At age 15, she was the largest girl in her class at Seton-La Salle High School. Weighing 240 pounds, Maria Jarosh said she couldn't fit under the desks in class.
"I would try to be the first one to class, so I could squeeze in without anyone having to see," said Jarosh, now a healthy and fit 22-year-old weighing 135 pounds.
The dramatic weight loss completely changed her appearance. She's unrecognizable to those who haven't seen her in years. The healthy way she dropped the pounds landed her on the cover of People magazine's August issue that came out this week.
"It's so surreal. I had no clue I was going to be on the cover until this week," Jarosh said.
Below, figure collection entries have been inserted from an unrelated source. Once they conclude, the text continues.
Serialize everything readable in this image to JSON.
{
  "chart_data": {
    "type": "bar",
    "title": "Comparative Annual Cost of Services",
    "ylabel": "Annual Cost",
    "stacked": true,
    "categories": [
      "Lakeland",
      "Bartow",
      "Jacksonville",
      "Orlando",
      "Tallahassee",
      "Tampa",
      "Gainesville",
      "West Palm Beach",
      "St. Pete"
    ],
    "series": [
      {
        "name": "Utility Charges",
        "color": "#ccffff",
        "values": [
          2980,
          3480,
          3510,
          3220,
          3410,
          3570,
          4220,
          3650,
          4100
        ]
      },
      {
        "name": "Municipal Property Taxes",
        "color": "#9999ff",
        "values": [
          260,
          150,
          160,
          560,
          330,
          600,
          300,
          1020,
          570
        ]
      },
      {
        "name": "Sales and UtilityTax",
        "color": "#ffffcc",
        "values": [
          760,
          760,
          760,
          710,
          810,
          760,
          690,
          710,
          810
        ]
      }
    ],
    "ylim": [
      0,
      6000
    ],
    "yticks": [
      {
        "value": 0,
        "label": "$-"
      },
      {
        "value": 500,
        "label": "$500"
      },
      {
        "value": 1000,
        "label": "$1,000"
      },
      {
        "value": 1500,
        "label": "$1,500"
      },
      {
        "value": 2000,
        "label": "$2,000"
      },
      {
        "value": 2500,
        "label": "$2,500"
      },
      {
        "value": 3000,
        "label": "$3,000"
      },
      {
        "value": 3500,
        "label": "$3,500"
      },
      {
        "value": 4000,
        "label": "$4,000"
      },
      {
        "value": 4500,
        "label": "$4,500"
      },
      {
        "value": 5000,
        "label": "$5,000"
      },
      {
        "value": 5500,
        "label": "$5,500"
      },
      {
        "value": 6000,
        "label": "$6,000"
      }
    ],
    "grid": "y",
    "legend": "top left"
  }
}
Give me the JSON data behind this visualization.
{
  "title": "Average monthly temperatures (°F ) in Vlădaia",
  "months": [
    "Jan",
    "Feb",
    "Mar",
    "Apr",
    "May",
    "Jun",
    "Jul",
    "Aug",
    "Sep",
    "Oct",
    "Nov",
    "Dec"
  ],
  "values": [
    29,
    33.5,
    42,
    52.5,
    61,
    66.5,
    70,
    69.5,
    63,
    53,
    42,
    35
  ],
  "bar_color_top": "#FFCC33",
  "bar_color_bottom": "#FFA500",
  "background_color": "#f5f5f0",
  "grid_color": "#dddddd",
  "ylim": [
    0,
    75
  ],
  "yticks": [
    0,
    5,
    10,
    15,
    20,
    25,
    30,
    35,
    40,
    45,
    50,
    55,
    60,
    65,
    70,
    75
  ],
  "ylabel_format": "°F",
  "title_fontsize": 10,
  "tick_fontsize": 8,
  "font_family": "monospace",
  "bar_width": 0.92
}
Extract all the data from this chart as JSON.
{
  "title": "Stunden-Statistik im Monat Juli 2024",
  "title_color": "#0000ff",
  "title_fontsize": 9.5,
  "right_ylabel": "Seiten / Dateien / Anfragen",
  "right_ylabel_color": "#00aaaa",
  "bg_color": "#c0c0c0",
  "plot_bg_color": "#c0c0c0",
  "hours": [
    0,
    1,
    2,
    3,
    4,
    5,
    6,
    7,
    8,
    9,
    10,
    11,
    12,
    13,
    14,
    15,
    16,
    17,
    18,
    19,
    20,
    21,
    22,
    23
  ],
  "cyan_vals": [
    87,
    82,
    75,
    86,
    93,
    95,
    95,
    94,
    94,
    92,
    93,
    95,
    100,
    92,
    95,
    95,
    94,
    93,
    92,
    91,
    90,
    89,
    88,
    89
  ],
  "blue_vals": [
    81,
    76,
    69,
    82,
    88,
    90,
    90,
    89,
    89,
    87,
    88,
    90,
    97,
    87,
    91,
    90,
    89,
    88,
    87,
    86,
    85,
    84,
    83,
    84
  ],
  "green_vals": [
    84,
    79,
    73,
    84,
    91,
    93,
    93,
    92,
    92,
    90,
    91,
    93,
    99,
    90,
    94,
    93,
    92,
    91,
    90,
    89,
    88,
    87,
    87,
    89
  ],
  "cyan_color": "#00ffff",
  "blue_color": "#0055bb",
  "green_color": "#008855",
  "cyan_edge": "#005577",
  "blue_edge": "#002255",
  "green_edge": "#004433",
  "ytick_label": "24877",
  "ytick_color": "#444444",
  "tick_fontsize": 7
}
When a People editor called to let her know, she had to sit down to handle the exciting news.
As an overweight teen, Jarosh couldn't shop in the juniors section of stores with her girlfriends. "I was the clothes holder," she said, meaning she held her friends' clothes in the dressing room that they didn't want, and would get other sizes for them.
By high school, she said she was "isolated" and "alone," since her friends joined athletics and she was unable to physically or emotionally keep up.
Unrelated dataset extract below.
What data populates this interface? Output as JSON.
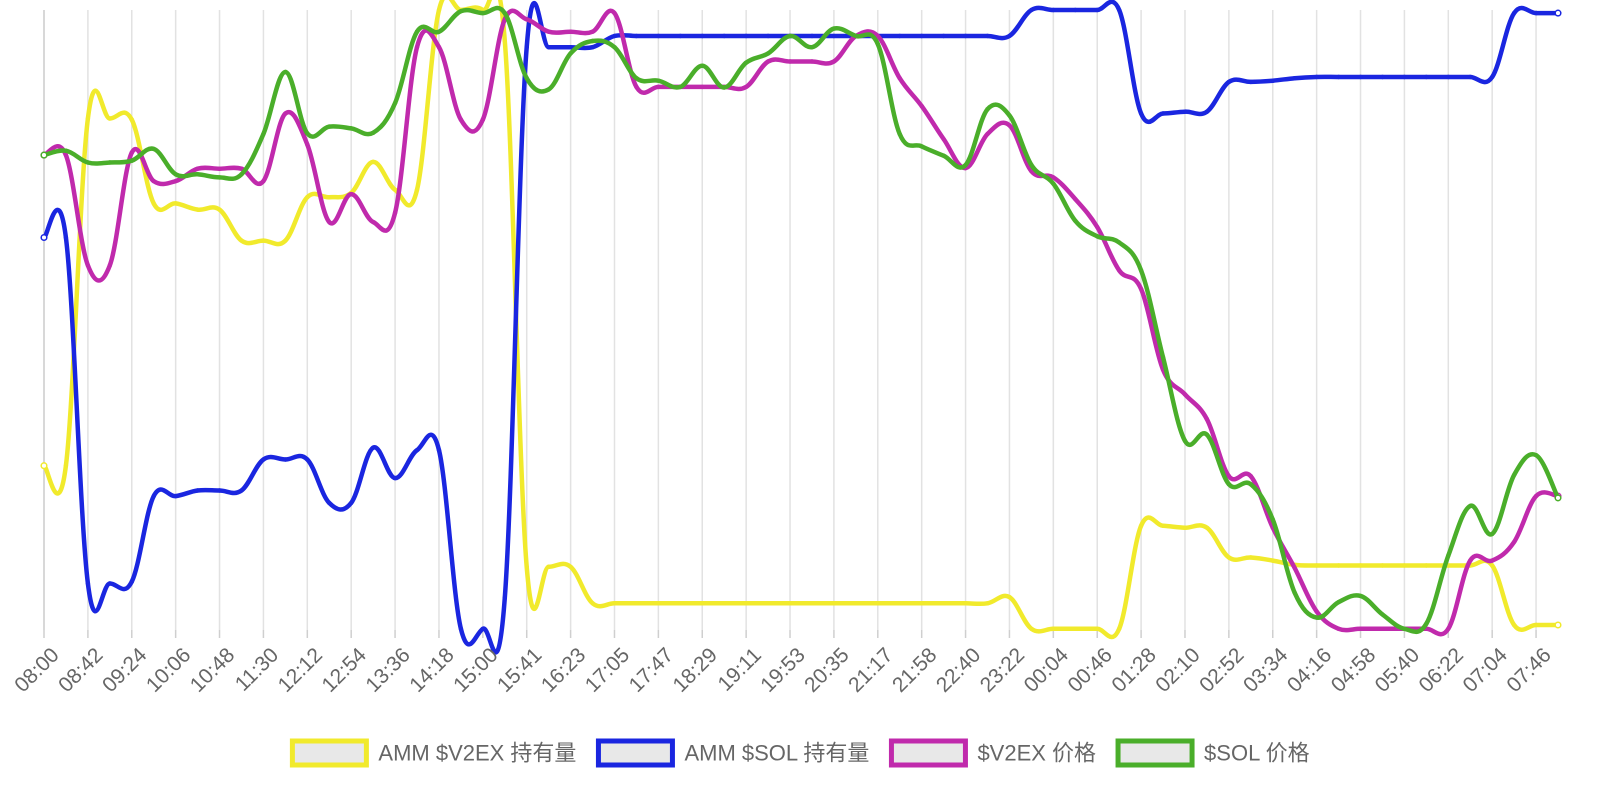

Jarosh's family supported her since she was a child, but she said it wasn't until she made up her own mind to lose the weight that she was successful.
Sitting at her kitchen table one night, she saw her mother's Weight Watchers books and picked them up. Realizing she could eat her favorite foods in moderation, she decided it was time to take some action, so she joined the program with her mom.
"I never looked back," she said.
The first 80 pounds was lost through diet alone, she said. After that, exercise was added to the mix three times a week.
Lisa Jarosh sent her daughter's story to People in February, but didn't tell her daughter about it. Within weeks, an editor responded asking for more photos of Maria's dramatic physical change. By July, Maria was wearing a bright yellow bikini on a photo shoot in New York, and that picture is on the magazine's cover.
From a size 28 to a size 6, Maria Jarosh wants to use her story to help others like her. She'll graduate from California University of Pennsylvania in December and wants to get a master's degree in social work.
"I would love to start my own practice for teens and adults who are overweight or who have been overweight and lost the weight and need the counseling," she said. "I healed myself physically and emotionally. There's a lot of emotional problems that stem from being overweight your whole life, and so I reached out and got the help I needed, and now I want to help others."